Brad Brown, Ph.D. is an economist and a member of the Economics Team in CFSAN’s Office of Regulations, Policy, and Social Sciences. He has worked for the FDA for 8 years.

Sebastian Cianci is a policy analyst and a member of CFSAN’s Office of Food Defense, Communication, and Emergency Response. He has worked for the FDA for 20 years and serves as the Center’s trade press liaison.

Notes:
1. Executive Order 13563 was signed after “The Egg Rule” was published so the economic analyses for the rule were driven by the other requirements spelled out in the article.

2. Shapiro, S. and J. Morrall. 2009. Evaluating the impact of cost-benefit analysis. Talk presented at the Society for Risk Analysis annual meeting in Baltimore, MD.
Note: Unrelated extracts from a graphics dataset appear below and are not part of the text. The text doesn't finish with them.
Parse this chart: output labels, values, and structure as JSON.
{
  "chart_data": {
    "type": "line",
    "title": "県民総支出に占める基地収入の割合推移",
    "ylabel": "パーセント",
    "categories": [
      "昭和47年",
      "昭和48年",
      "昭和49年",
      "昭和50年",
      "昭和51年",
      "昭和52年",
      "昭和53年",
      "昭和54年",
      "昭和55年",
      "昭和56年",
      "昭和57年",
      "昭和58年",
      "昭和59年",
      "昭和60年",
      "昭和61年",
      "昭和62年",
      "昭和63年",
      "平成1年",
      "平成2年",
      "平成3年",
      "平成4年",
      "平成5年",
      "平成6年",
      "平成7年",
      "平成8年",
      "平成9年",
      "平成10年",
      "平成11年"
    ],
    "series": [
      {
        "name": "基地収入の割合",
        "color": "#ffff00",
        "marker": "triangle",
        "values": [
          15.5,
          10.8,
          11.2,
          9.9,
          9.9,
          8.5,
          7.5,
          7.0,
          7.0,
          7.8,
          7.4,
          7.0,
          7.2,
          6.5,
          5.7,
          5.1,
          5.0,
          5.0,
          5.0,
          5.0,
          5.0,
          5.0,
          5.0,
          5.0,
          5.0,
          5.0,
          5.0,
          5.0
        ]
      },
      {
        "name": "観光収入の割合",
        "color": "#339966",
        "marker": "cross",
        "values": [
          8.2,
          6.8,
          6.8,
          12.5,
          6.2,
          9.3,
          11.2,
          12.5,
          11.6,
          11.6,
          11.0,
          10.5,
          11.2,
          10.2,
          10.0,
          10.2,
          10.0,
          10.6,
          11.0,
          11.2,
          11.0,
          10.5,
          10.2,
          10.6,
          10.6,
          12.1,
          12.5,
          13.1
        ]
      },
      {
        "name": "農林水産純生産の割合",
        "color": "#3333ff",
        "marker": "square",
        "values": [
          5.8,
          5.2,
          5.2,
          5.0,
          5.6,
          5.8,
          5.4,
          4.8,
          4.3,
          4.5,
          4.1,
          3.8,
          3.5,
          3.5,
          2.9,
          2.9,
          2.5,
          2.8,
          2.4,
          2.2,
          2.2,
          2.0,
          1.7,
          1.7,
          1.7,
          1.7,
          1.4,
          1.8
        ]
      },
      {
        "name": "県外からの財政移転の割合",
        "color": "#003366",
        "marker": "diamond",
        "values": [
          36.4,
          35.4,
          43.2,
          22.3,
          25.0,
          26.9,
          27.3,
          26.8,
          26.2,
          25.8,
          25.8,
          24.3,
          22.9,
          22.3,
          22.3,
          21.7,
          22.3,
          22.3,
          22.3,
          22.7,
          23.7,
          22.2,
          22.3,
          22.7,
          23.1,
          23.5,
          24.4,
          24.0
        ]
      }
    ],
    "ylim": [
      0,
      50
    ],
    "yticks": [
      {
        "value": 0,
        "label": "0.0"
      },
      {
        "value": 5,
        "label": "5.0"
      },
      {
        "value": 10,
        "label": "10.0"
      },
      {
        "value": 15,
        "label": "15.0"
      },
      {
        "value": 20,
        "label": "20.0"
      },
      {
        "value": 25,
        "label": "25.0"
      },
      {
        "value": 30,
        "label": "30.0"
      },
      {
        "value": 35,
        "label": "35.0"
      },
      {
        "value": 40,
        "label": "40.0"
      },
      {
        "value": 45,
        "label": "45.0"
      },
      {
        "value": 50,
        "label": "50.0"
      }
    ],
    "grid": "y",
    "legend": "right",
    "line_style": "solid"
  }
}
3. Shapiro and Morrall do consider particular case studies in their research, but did not present the results in the 2009 presentation.

4. 21 CFR Parts 16 and 118. Prevention of Salmonella Enteritidis in Shell Eggs During Production, Storage, and Transportation.

5. There are actually more than 90,000 farm sites with fewer than 3,000 layers, but it had already been determined that the farms that sold directly to consumers would be exempt from the provisions of the rule.